Dictionary of National Biography, 1885-1900/Thomas, John Wesley
THOMAS, JOHN WESLEY (1798–1872), translator of Dante, born on 4 Aug. 1798 at Exeter, was the son of John Thomas, a tradesman and leading Wesleyan local preacher in that city. In 1820 he went to London, attaching himself to the Hinde Street circuit, and in 1822 entered the itinerating ranks of the Wesleyan ministry. After fifty years of active ministerial effort he died at Dumfries on 7 Feb. 1872.

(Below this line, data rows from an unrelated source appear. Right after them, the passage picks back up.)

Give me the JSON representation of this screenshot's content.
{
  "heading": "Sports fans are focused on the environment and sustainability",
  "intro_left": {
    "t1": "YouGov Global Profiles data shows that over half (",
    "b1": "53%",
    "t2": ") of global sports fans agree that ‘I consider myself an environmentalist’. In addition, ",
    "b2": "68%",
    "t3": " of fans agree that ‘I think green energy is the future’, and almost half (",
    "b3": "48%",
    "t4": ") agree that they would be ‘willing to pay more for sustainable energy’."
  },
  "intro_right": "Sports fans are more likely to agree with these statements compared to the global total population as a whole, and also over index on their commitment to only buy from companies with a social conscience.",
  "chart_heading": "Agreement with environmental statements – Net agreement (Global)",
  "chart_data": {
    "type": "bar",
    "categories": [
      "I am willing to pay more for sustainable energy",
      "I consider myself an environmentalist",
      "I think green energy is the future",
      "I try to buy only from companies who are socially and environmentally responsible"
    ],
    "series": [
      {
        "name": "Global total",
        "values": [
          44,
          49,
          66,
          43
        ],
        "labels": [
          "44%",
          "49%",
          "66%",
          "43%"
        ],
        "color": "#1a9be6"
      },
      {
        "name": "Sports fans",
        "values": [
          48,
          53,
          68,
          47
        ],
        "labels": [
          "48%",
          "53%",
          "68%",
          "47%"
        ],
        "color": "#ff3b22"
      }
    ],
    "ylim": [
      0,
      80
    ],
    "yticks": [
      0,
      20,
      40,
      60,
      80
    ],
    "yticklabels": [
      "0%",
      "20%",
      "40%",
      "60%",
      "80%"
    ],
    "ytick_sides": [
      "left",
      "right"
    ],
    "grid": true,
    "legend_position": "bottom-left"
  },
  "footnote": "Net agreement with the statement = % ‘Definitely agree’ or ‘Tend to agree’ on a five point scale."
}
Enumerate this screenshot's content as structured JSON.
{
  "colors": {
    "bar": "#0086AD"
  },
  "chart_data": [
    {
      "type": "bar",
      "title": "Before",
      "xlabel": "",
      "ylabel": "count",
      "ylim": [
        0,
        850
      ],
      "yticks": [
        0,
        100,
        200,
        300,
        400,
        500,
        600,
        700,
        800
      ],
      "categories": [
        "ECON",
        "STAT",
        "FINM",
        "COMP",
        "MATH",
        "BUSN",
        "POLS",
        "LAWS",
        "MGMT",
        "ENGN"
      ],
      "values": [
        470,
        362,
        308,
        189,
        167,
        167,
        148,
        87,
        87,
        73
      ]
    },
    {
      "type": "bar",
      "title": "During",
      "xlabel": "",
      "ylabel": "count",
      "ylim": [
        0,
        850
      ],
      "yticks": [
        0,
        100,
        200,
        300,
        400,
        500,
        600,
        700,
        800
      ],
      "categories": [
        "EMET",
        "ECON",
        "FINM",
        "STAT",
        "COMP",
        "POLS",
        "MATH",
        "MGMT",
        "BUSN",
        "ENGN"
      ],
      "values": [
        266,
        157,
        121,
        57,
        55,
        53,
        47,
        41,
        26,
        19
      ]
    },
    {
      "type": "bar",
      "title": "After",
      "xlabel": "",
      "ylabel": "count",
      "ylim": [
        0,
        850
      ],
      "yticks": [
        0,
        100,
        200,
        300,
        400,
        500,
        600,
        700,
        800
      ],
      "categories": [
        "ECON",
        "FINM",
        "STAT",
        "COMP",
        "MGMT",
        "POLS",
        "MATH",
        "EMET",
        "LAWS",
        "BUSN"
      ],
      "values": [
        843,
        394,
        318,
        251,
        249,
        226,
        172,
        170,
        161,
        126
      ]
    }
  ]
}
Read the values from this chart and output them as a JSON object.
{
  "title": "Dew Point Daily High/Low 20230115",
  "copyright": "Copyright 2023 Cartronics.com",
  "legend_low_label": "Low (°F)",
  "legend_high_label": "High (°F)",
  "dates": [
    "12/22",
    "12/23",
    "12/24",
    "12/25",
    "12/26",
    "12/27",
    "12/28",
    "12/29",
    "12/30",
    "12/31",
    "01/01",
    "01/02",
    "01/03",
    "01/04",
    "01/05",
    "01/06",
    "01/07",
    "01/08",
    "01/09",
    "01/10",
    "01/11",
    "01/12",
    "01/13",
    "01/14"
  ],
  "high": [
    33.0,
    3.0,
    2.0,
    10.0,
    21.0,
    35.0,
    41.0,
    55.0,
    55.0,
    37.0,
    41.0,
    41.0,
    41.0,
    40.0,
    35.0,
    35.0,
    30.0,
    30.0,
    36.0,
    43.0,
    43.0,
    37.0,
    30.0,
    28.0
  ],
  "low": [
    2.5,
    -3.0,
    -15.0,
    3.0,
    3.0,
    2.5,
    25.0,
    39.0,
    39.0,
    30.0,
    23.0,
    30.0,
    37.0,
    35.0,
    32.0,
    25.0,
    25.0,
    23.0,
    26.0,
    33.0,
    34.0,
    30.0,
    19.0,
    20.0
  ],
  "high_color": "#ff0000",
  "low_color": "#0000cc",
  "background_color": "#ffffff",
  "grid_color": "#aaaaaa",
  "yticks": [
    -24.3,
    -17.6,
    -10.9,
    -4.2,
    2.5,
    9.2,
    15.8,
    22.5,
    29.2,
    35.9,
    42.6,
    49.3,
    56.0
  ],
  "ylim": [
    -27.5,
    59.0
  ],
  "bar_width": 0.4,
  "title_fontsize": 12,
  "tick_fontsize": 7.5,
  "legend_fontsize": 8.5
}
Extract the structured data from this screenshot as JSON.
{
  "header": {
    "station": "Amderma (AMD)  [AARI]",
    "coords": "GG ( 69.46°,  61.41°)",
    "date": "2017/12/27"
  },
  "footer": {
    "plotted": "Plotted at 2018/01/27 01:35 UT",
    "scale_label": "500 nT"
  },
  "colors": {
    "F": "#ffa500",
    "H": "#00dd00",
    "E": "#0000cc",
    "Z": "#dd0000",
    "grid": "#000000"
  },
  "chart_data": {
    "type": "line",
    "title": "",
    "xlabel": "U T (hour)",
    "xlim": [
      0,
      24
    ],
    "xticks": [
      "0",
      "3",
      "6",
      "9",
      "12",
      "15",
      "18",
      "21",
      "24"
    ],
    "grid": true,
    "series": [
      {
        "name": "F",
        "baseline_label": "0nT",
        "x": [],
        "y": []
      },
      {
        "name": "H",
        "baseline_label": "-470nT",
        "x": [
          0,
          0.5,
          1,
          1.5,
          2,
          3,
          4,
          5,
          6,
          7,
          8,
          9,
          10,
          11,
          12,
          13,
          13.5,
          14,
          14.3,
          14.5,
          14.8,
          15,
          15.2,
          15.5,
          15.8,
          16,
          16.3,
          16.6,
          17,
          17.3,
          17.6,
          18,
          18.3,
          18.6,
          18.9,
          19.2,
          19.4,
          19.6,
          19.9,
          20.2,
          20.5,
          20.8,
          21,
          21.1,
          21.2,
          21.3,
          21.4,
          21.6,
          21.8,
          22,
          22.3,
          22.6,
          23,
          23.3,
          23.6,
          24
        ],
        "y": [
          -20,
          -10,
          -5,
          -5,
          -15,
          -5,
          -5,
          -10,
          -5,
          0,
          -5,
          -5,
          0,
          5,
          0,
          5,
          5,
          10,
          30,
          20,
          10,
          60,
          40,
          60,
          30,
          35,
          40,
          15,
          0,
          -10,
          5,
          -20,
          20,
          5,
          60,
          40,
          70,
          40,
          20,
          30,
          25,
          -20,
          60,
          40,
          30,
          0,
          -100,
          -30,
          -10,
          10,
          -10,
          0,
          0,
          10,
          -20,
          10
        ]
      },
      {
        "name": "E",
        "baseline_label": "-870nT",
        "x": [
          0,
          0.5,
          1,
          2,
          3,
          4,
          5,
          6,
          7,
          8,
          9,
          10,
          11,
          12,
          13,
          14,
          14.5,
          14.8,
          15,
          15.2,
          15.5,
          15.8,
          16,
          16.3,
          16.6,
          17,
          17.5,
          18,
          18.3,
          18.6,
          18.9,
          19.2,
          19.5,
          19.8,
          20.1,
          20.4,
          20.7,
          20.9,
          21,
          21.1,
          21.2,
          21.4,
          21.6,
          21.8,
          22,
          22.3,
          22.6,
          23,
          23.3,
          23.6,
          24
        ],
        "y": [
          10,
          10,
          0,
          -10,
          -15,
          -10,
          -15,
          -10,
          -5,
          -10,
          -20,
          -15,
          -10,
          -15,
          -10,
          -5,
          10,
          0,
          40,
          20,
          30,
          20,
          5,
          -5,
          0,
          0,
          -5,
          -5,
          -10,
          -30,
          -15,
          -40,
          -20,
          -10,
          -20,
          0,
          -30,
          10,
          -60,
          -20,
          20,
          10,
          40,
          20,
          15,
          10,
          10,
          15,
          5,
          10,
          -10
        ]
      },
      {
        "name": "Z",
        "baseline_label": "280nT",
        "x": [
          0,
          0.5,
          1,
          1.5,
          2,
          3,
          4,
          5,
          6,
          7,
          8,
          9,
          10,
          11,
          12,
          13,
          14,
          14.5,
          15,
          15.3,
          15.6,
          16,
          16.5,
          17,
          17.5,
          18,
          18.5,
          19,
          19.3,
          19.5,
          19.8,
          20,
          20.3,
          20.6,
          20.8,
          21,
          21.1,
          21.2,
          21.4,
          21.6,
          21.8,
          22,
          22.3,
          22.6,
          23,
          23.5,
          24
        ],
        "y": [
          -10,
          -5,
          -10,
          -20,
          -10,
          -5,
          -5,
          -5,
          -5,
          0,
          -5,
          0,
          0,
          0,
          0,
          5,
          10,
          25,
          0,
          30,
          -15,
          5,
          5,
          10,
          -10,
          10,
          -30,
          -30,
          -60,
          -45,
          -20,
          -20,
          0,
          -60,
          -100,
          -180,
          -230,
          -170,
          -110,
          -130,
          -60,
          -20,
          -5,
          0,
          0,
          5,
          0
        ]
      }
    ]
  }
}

Although for the most part self-educated, Thomas was a considerable linguist, a poet of some capacity, and an artist of ability. He contributed largely to the ‘Wesleyan Methodist Magazine’ and other periodicals. His most important published works are: 1. ‘An Apology for Don Juan,’ cantos i. and ii. 1824; 3rd ed. with canto iii. 1850; new edition, 1855; this is a review and criticism of Lord Byron's poetry written in the ‘Don Juan’ stanza. 2. ‘Lyra Britannica, or Select Beauties of Modern English Poetry,’ 1830. 3. ‘The Trilogy of Dante: “Inferno,” 1859; “Purgatorio,” 1862; “Paradiso,” 1866.’ An able translation of Dante's poem in the metre of the original, with scholarly notes and appendices. Its merits have been generally admitted by English students of Dante. 4. ‘The Lord's Day, or the Christian Sabbath: its History, Obligation, Importance, and Blessedness,’ 1865. 5. ‘Poems on Sacred, Classical, Mediæval, and Modern Subjects,’ 1867. 6. ‘The War of the Surplice: a Poem in Three Cantos,’ 2nd ed. 1871; the troubles in 1845 of Henry Phillpotts [q. v.], bishop of Exeter, are the subject of this poem. 7. ‘The Tower, the Temple, and the Minster: the Historical and Biographical Associations of the Tower of London, St. Paul's Cathedral, and Westminster Abbey,’ 1873. 8. ‘William the Silent, Prince of Orange,’ 1873.
[Christopher's Poets of Methodism, 1875, pp. 344–66; Methodist Recorder, February 1872, pp. 79, 91; Christian World, 16 Feb. 1872; Athenæum, 1872, i. 337; Boase and Courtney's Bibl. Cornub.]